I had to laugh when I read The Washington Post article quoted above. Pharmacists have been dealing with this for years. We’ve been getting hammered with unnecessary alerts since electronic order entry became a thing. I don’t know exactly when it started, but it’s been an integral part of my career for the past 20 years.

It’s a problem to be sure. A vast majority of alerts, conservatively 90%, have absolutely no bearing on the job clinicians are asked to perform. The article mentions receiving alerts for pain meds when it’s obvious that the patient needs them, such as in a post-op situation. Even more ridiculous is getting an alert for a duplicate fluid, or my favorite, lactation warnings for an 80-year-old female.

It’s difficult to say what the impact of these alerts is on patient care, but I think it’s safe to say that they cause more harm than good. They pop up so often that most simply get ignored. I know that I’ve clicked through my fair share of alerts without more than a glance.

And here’s the thing, physicians see only a fraction of the alerts seen by pharmacists. Many hospitals minimize alerts so as not to irritate physicians. We wouldn’t want to irritate physicians now, would we?

With all that said, things have improved in the past few years. Usability is on the radar of hospitals and healthcare systems. We can thank consumers for that. Healthcare workers are consumers first and their experience with software and hardware in their day-to-day lives has spilled over into healthcare. Today’s software is much better than it was a decade ago, even in the Bizzaro World of healthcare.
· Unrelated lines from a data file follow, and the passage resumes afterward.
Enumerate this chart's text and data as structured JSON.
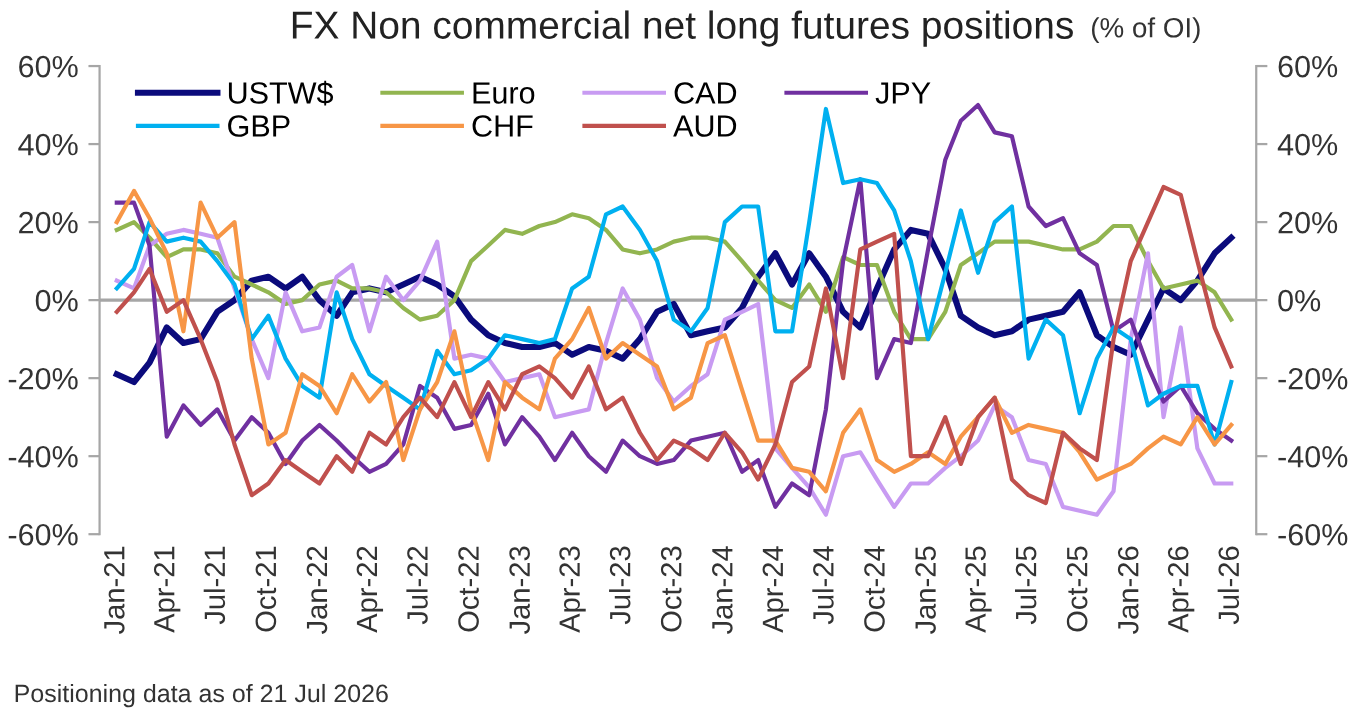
{
  "chart_data": {
    "type": "line",
    "title": "FX Non commercial net long futures positions",
    "subtitle": "(% of OI)",
    "annotations": [
      "Positioning data as of 21 Jul 2026"
    ],
    "x": [
      "2021-01",
      "2021-02",
      "2021-03",
      "2021-04",
      "2021-05",
      "2021-06",
      "2021-07",
      "2021-08",
      "2021-09",
      "2021-10",
      "2021-11",
      "2021-12",
      "2022-01",
      "2022-02",
      "2022-03",
      "2022-04",
      "2022-05",
      "2022-06",
      "2022-07",
      "2022-08",
      "2022-09",
      "2022-10",
      "2022-11",
      "2022-12",
      "2023-01",
      "2023-02",
      "2023-03",
      "2023-04",
      "2023-05",
      "2023-06",
      "2023-07",
      "2023-08",
      "2023-09",
      "2023-10",
      "2023-11",
      "2023-12",
      "2024-01",
      "2024-02",
      "2024-03",
      "2024-04",
      "2024-05",
      "2024-06",
      "2024-07",
      "2024-08",
      "2024-09",
      "2024-10",
      "2024-11",
      "2024-12",
      "2025-01",
      "2025-02",
      "2025-03",
      "2025-04",
      "2025-05",
      "2025-06",
      "2025-07",
      "2025-08",
      "2025-09",
      "2025-10",
      "2025-11",
      "2025-12",
      "2026-01",
      "2026-02",
      "2026-03",
      "2026-04",
      "2026-05",
      "2026-06",
      "2026-07"
    ],
    "series": [
      {
        "name": "USTW$",
        "color": "#0b0b7c",
        "values": [
          -19,
          -21,
          -16,
          -7,
          -11,
          -10,
          -3,
          0,
          5,
          6,
          3,
          6,
          0,
          -4,
          2,
          3,
          2,
          4,
          6,
          4,
          1,
          -5,
          -9,
          -11,
          -12,
          -12,
          -11,
          -14,
          -12,
          -13,
          -15,
          -10,
          -3,
          -1,
          -9,
          -8,
          -7,
          -2,
          6,
          12,
          4,
          12,
          6,
          -3,
          -7,
          3,
          13,
          18,
          17,
          8,
          -4,
          -7,
          -9,
          -8,
          -5,
          -4,
          -3,
          2,
          -9,
          -12,
          -14,
          -5,
          3,
          0,
          5,
          12,
          16
        ]
      },
      {
        "name": "Euro",
        "color": "#92b550",
        "values": [
          18,
          20,
          16,
          11,
          13,
          13,
          12,
          6,
          4,
          2,
          -1,
          0,
          4,
          5,
          3,
          3,
          2,
          -2,
          -5,
          -4,
          0,
          10,
          14,
          18,
          17,
          19,
          20,
          22,
          21,
          18,
          13,
          12,
          13,
          15,
          16,
          16,
          15,
          10,
          5,
          0,
          -2,
          4,
          -3,
          11,
          9,
          9,
          -3,
          -10,
          -10,
          -3,
          9,
          12,
          15,
          15,
          15,
          14,
          13,
          13,
          15,
          19,
          19,
          10,
          3,
          4,
          5,
          2,
          -5
        ]
      },
      {
        "name": "CAD",
        "color": "#c89bf2",
        "values": [
          5,
          3,
          14,
          17,
          18,
          17,
          16,
          3,
          -10,
          -20,
          2,
          -8,
          -7,
          6,
          9,
          -8,
          6,
          0,
          5,
          15,
          -15,
          -14,
          -15,
          -21,
          -20,
          -19,
          -30,
          -29,
          -28,
          -11,
          3,
          -5,
          -20,
          -26,
          -22,
          -19,
          -5,
          -3,
          -1,
          -38,
          -43,
          -48,
          -55,
          -40,
          -39,
          -46,
          -53,
          -47,
          -47,
          -43,
          -40,
          -36,
          -27,
          -30,
          -41,
          -42,
          -53,
          -54,
          -55,
          -49,
          -10,
          12,
          -30,
          -7,
          -38,
          -47,
          -47
        ]
      },
      {
        "name": "JPY",
        "color": "#7030a0",
        "values": [
          25,
          25,
          14,
          -35,
          -27,
          -32,
          -28,
          -36,
          -30,
          -34,
          -42,
          -36,
          -32,
          -36,
          -40,
          -44,
          -42,
          -37,
          -22,
          -25,
          -33,
          -32,
          -24,
          -37,
          -30,
          -35,
          -41,
          -34,
          -40,
          -44,
          -36,
          -40,
          -42,
          -41,
          -36,
          -35,
          -34,
          -44,
          -41,
          -53,
          -47,
          -50,
          -28,
          10,
          31,
          -20,
          -10,
          -11,
          13,
          36,
          46,
          50,
          43,
          42,
          24,
          19,
          21,
          12,
          9,
          -8,
          -5,
          -17,
          -26,
          -22,
          -29,
          -33,
          -36
        ]
      },
      {
        "name": "GBP",
        "color": "#00b0f0",
        "values": [
          3,
          8,
          20,
          15,
          16,
          15,
          10,
          4,
          -10,
          -4,
          -15,
          -22,
          -25,
          2,
          -10,
          -19,
          -22,
          -25,
          -28,
          -13,
          -19,
          -18,
          -15,
          -9,
          -10,
          -11,
          -10,
          3,
          6,
          22,
          24,
          18,
          10,
          -5,
          -8,
          -2,
          20,
          24,
          24,
          -8,
          -8,
          20,
          49,
          30,
          31,
          30,
          23,
          10,
          -10,
          7,
          23,
          7,
          20,
          24,
          -15,
          -5,
          -9,
          -29,
          -15,
          -7,
          -10,
          -27,
          -24,
          -22,
          -22,
          -37,
          -21
        ]
      },
      {
        "name": "CHF",
        "color": "#f79646",
        "values": [
          20,
          28,
          21,
          12,
          -8,
          25,
          16,
          20,
          -15,
          -37,
          -34,
          -19,
          -22,
          -29,
          -19,
          -26,
          -21,
          -41,
          -28,
          -21,
          -8,
          -28,
          -41,
          -21,
          -25,
          -28,
          -15,
          -10,
          -2,
          -15,
          -11,
          -14,
          -17,
          -28,
          -25,
          -11,
          -9,
          -23,
          -36,
          -36,
          -43,
          -44,
          -49,
          -34,
          -28,
          -41,
          -44,
          -42,
          -39,
          -42,
          -35,
          -30,
          -25,
          -34,
          -32,
          -33,
          -34,
          -39,
          -46,
          -44,
          -42,
          -38,
          -35,
          -37,
          -30,
          -37,
          -32
        ]
      },
      {
        "name": "AUD",
        "color": "#c0504d",
        "values": [
          -3,
          2,
          8,
          -3,
          0,
          -10,
          -21,
          -37,
          -50,
          -47,
          -41,
          -44,
          -47,
          -40,
          -44,
          -34,
          -37,
          -30,
          -25,
          -30,
          -21,
          -30,
          -21,
          -28,
          -19,
          -17,
          -20,
          -25,
          -17,
          -28,
          -25,
          -34,
          -41,
          -36,
          -38,
          -41,
          -34,
          -39,
          -46,
          -37,
          -21,
          -17,
          3,
          -20,
          13,
          15,
          17,
          -40,
          -40,
          -30,
          -42,
          -30,
          -25,
          -46,
          -50,
          -52,
          -34,
          -38,
          -41,
          -10,
          10,
          20,
          29,
          27,
          10,
          -7,
          -17
        ]
      }
    ],
    "xlim": [
      "2020-12-01",
      "2026-08-15"
    ],
    "xticks": [
      {
        "value": "2021-01",
        "label": "Jan-21"
      },
      {
        "value": "2021-04",
        "label": "Apr-21"
      },
      {
        "value": "2021-07",
        "label": "Jul-21"
      },
      {
        "value": "2021-10",
        "label": "Oct-21"
      },
      {
        "value": "2022-01",
        "label": "Jan-22"
      },
      {
        "value": "2022-04",
        "label": "Apr-22"
      },
      {
        "value": "2022-07",
        "label": "Jul-22"
      },
      {
        "value": "2022-10",
        "label": "Oct-22"
      },
      {
        "value": "2023-01",
        "label": "Jan-23"
      },
      {
        "value": "2023-04",
        "label": "Apr-23"
      },
      {
        "value": "2023-07",
        "label": "Jul-23"
      },
      {
        "value": "2023-10",
        "label": "Oct-23"
      },
      {
        "value": "2024-01",
        "label": "Jan-24"
      },
      {
        "value": "2024-04",
        "label": "Apr-24"
      },
      {
        "value": "2024-07",
        "label": "Jul-24"
      },
      {
        "value": "2024-10",
        "label": "Oct-24"
      },
      {
        "value": "2025-01",
        "label": "Jan-25"
      },
      {
        "value": "2025-04",
        "label": "Apr-25"
      },
      {
        "value": "2025-07",
        "label": "Jul-25"
      },
      {
        "value": "2025-10",
        "label": "Oct-25"
      },
      {
        "value": "2026-01",
        "label": "Jan-26"
      },
      {
        "value": "2026-04",
        "label": "Apr-26"
      },
      {
        "value": "2026-07",
        "label": "Jul-26"
      }
    ],
    "ylim": [
      -60,
      60
    ],
    "yticks": [
      {
        "value": -60,
        "label": "-60%"
      },
      {
        "value": -40,
        "label": "-40%"
      },
      {
        "value": -20,
        "label": "-20%"
      },
      {
        "value": 0,
        "label": "0%"
      },
      {
        "value": 20,
        "label": "20%"
      },
      {
        "value": 40,
        "label": "40%"
      },
      {
        "value": 60,
        "label": "60%"
      }
    ],
    "y2lim": [
      -60,
      60
    ],
    "y2ticks": [
      {
        "value": -60,
        "label": "-60%"
      },
      {
        "value": -40,
        "label": "-40%"
      },
      {
        "value": -20,
        "label": "-20%"
      },
      {
        "value": 0,
        "label": "0%"
      },
      {
        "value": 20,
        "label": "20%"
      },
      {
        "value": 40,
        "label": "40%"
      },
      {
        "value": 60,
        "label": "60%"
      }
    ],
    "ref_lines": [
      {
        "axis": "y",
        "value": 0,
        "color": "#a6a6a6"
      }
    ],
    "legend": "top left",
    "grid": false,
    "marker": "none",
    "line_style": "solid"
  }
}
I can recall my experience with pharmacy information systems during the early years of my career. They were terrible, and I do mean terrible. The things were barely usable. They were often functionally rich and usably poor. It wasn’t until quite recently that pharmacy systems became more user-friendly, in part because of the introduction of EHRs.

Physicians wield a disproportionate amount of power within healthcare systems, so when they are forced to use EHRs with poorly designed user interfaces and ridiculous alerts, the vendors hear about it. The result of all that complaining has been improvements in usability. As the pharmacy system is an integral part of many EHRs, pharmacists have benefited.

I dare say that we are nowhere near the user experience of consumer products, but the improvements are nonetheless welcome. Given time, and enough physician whining, we may live to see the day when alerts are useful rather than annoying. Until then, I say to my physician brothers and sisters, welcome to my world.